For amusement and illustration, I keep my own list of 50 plus significant errors in Wikipedia entries dealing with basic science concepts (e.g., electromagnetic) and science-related issues (e.g., vaccine trials, microchip security, etc.) that have errant factual assertions that have been corrected by other (I personally avoid editing wars) but then reverted back to an incorrect answer by anonymous Wikipedia editors with more power over the entry. The examples are not controversial or close calls.
I have never accepted student citations to Wikipedia, nor have I ever allowed authors writing for me to cite Wikipedia as a source.

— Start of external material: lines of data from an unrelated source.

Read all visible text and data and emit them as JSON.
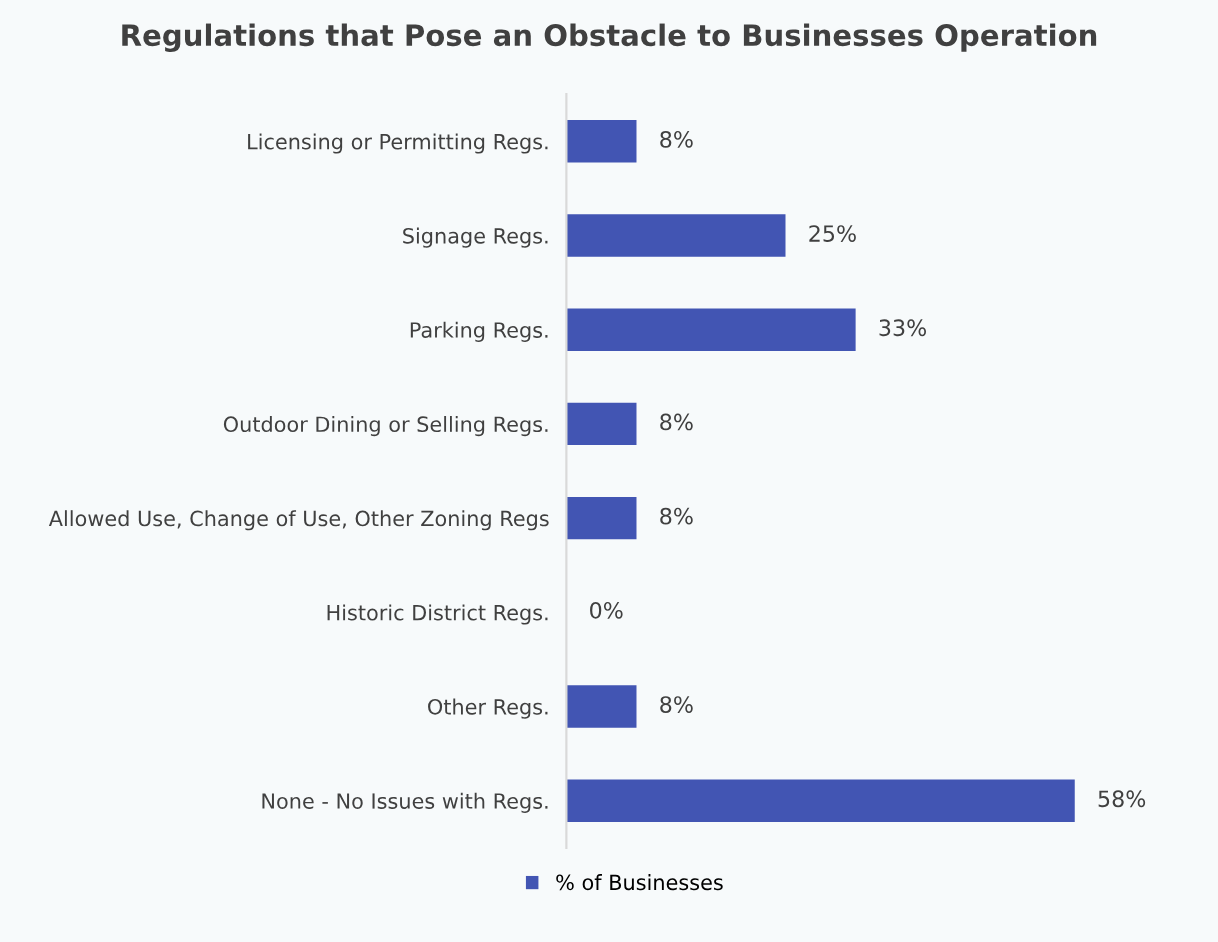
{
  "chart_data": {
    "type": "bar",
    "orientation": "horizontal",
    "title": "Regulations that Pose an Obstacle to Businesses Operation",
    "categories": [
      "Licensing or Permitting Regs.",
      "Signage Regs.",
      "Parking Regs.",
      "Outdoor Dining or Selling Regs.",
      "Allowed Use, Change of Use, Other Zoning Regs",
      "Historic District Regs.",
      "Other Regs.",
      "None - No Issues with Regs."
    ],
    "series": [
      {
        "name": "% of Businesses",
        "color": "#4255b3",
        "values": [
          8,
          25,
          33,
          8,
          8,
          0,
          8,
          58
        ],
        "value_labels": [
          "8%",
          "25%",
          "33%",
          "8%",
          "8%",
          "0%",
          "8%",
          "58%"
        ]
      }
    ],
    "legend": "bottom",
    "grid": false
  }
}
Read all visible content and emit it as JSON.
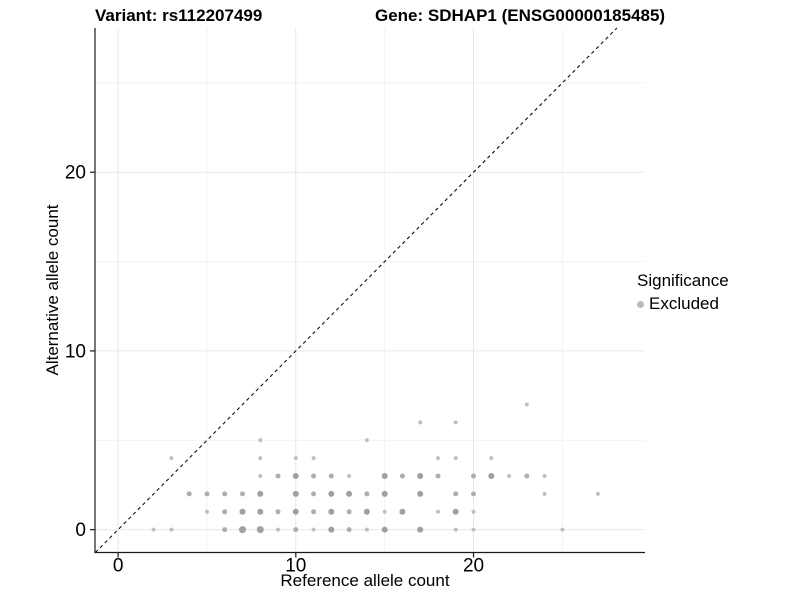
{
  "header": {
    "variant_title": "Variant: rs112207499",
    "gene_title": "Gene: SDHAP1 (ENSG00000185485)"
  },
  "legend": {
    "title": "Significance",
    "items": [
      {
        "label": "Excluded",
        "color": "#b9b9b9"
      }
    ]
  },
  "chart_data": {
    "type": "scatter",
    "title_left": "Variant: rs112207499",
    "title_right": "Gene: SDHAP1 (ENSG00000185485)",
    "xlabel": "Reference allele count",
    "ylabel": "Alternative allele count",
    "xlim": [
      -1.3,
      29.65
    ],
    "ylim": [
      -1.28,
      28.07
    ],
    "x_ticks": [
      0,
      10,
      20
    ],
    "y_ticks": [
      0,
      10,
      20
    ],
    "x_minor_ticks": [
      5,
      15,
      25
    ],
    "y_minor_ticks": [
      5,
      15,
      25
    ],
    "grid": true,
    "legend_position": "right",
    "identity_line": {
      "style": "dashed",
      "from": [
        -1.28,
        -1.28
      ],
      "to": [
        28.07,
        28.07
      ],
      "color": "#111111"
    },
    "colors": {
      "point_small": "#bfbfbf",
      "point_medium": "#aeaeae",
      "point_large": "#a0a0a0",
      "grid_major": "#e7e7e7",
      "grid_minor": "#f2f2f2",
      "axis": "#1a1a1a"
    },
    "series": [
      {
        "name": "Excluded",
        "color": "#b9b9b9",
        "points": [
          [
            2,
            0,
            2
          ],
          [
            3,
            0,
            2
          ],
          [
            6,
            0,
            2.5
          ],
          [
            7,
            0,
            3.5
          ],
          [
            8,
            0,
            3.5
          ],
          [
            9,
            0,
            2
          ],
          [
            10,
            0,
            2.5
          ],
          [
            11,
            0,
            2
          ],
          [
            12,
            0,
            3
          ],
          [
            13,
            0,
            2.5
          ],
          [
            14,
            0,
            2
          ],
          [
            15,
            0,
            3
          ],
          [
            17,
            0,
            3
          ],
          [
            19,
            0,
            2
          ],
          [
            20,
            0,
            2
          ],
          [
            25,
            0,
            2
          ],
          [
            5,
            1,
            2
          ],
          [
            6,
            1,
            2.5
          ],
          [
            7,
            1,
            3
          ],
          [
            8,
            1,
            3
          ],
          [
            9,
            1,
            2.5
          ],
          [
            10,
            1,
            3
          ],
          [
            11,
            1,
            2.5
          ],
          [
            12,
            1,
            3
          ],
          [
            13,
            1,
            2.5
          ],
          [
            14,
            1,
            3
          ],
          [
            15,
            1,
            2
          ],
          [
            16,
            1,
            3
          ],
          [
            18,
            1,
            2
          ],
          [
            19,
            1,
            3
          ],
          [
            20,
            1,
            2
          ],
          [
            4,
            2,
            2.5
          ],
          [
            5,
            2,
            2.5
          ],
          [
            6,
            2,
            2.5
          ],
          [
            7,
            2,
            2.5
          ],
          [
            8,
            2,
            3
          ],
          [
            10,
            2,
            3
          ],
          [
            11,
            2,
            2.5
          ],
          [
            12,
            2,
            3
          ],
          [
            13,
            2,
            3
          ],
          [
            14,
            2,
            2.5
          ],
          [
            15,
            2,
            3
          ],
          [
            17,
            2,
            3
          ],
          [
            19,
            2,
            2.5
          ],
          [
            20,
            2,
            2.5
          ],
          [
            24,
            2,
            2
          ],
          [
            27,
            2,
            2
          ],
          [
            8,
            3,
            2
          ],
          [
            9,
            3,
            2.5
          ],
          [
            10,
            3,
            3
          ],
          [
            11,
            3,
            2.5
          ],
          [
            12,
            3,
            2.5
          ],
          [
            13,
            3,
            2
          ],
          [
            15,
            3,
            3
          ],
          [
            16,
            3,
            2.5
          ],
          [
            17,
            3,
            3
          ],
          [
            18,
            3,
            2.5
          ],
          [
            20,
            3,
            2.5
          ],
          [
            21,
            3,
            3
          ],
          [
            22,
            3,
            2
          ],
          [
            23,
            3,
            2.5
          ],
          [
            24,
            3,
            2
          ],
          [
            3,
            4,
            2
          ],
          [
            8,
            4,
            2
          ],
          [
            10,
            4,
            2
          ],
          [
            11,
            4,
            2
          ],
          [
            18,
            4,
            2
          ],
          [
            19,
            4,
            2
          ],
          [
            21,
            4,
            2
          ],
          [
            8,
            5,
            2
          ],
          [
            14,
            5,
            2
          ],
          [
            17,
            6,
            2
          ],
          [
            19,
            6,
            2
          ],
          [
            23,
            7,
            2
          ]
        ]
      }
    ]
  }
}
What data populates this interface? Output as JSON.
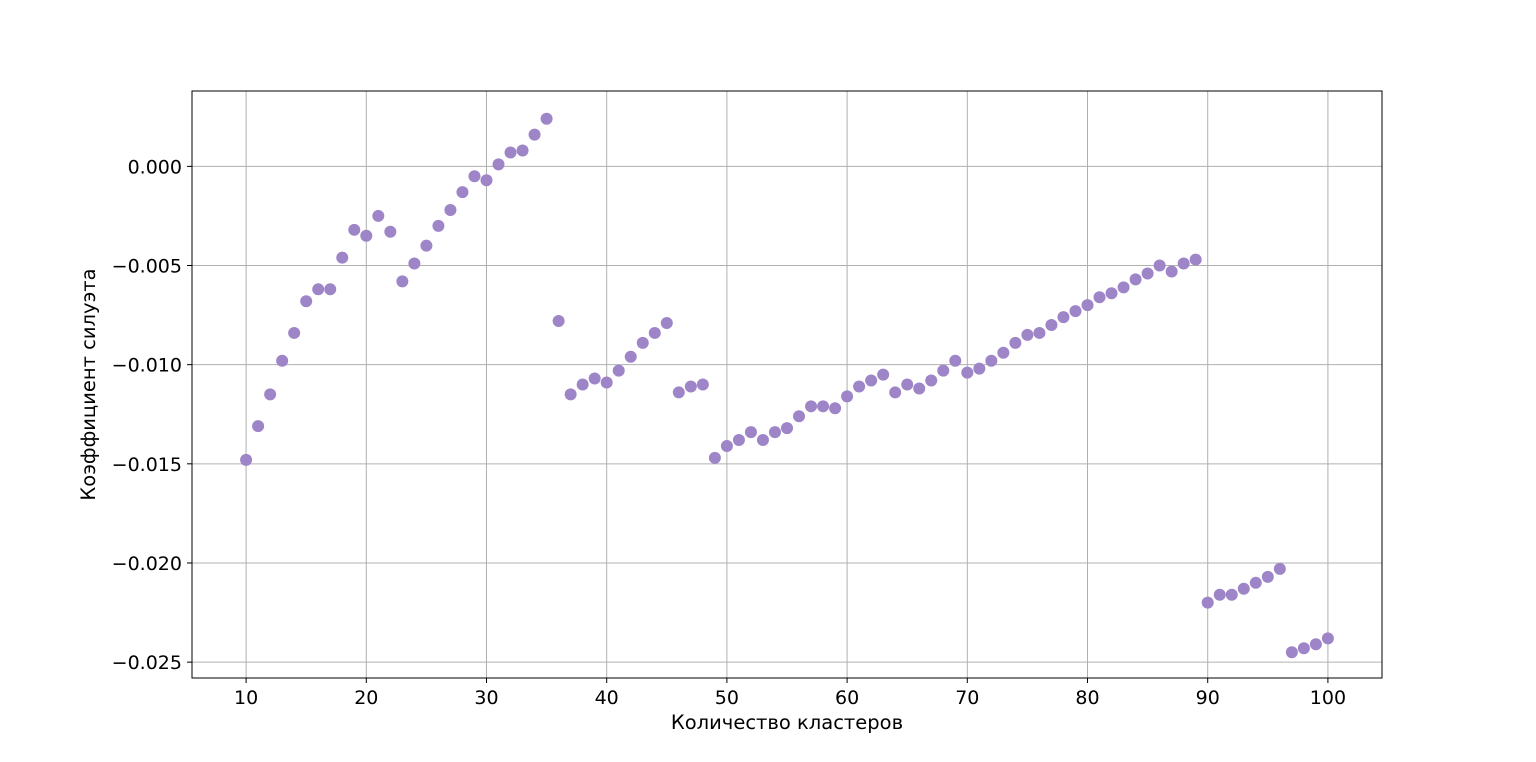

Sure, everyone uses Wikipedia, at least for a quick check to see what the unwashed think is important (or conversely what they are missing), but entries are now authoritative and ow need screened with the same skepticism applied to partisan news sources.
Moreover, Wikipedia is filled with plagiarism. I know because a good bit of my own writing is plagiarized there.
The most dangerous thing about Wikipedia is, however, not the howlers regarding science that anyone with reasonable training in any science discipline can spot, but the more subtle and inaccessible errors, errors that range beyond the detection of the well-educated and which can even fool all but experts in the field.
Having one of the most accessed Academia sites (harvard.academia.edu/KLeeLerner) means that I receive about a half-dozen letters a week from zealots promoting their crackpot theories everything from advanced mathematics to their own particular applications of special relativity theory. These letters are easy to spot. Most have two things in common: (1) Many of these letters begin with a pronouncement (e.g., “Newton was wrong and “I have invented the true calculus,” or “Everything you thought you knew about thermodynamics is wrong;” and (2) some assertion that contradicts (without any evidence) a well-tested theory (e.g., violates fundamental laws of thermodynamics, biophysics, molecular biology, etc.)
Almost inevitably, as I fact-check, I find that these same deranged fools have inserted their usually byzantine ideas into Wikipedia articles– often deep in the body of an article –and then cited themselves. The danger here isn’t that this is going to cost a high schooler a few SAT points or a grade on an AP test, but rather that the errors can mislead graduate students and experts checking something slightly out of field or investors trying to calculate risk. When this happens the same errors — I am sure to the delight of those who first post errant misinformation and to the utter satisfaction of those (including intelligence agencies) deliberately posting misinformation — begins to propagate across multiple articles.
There is simply no real accountability for Wikipedia. Some articles are excellent, and many authors and editors may be sincere, but any medium that relies on crowd-sources entries and editing in an age of anonymous trolls, twits on Twitter, greenwashing, corporate and intelligence manipulation of social media and search results, and a general unaccountability for Internet postings is going to be as unreliable as the quality of whiskey in a wild west saloon.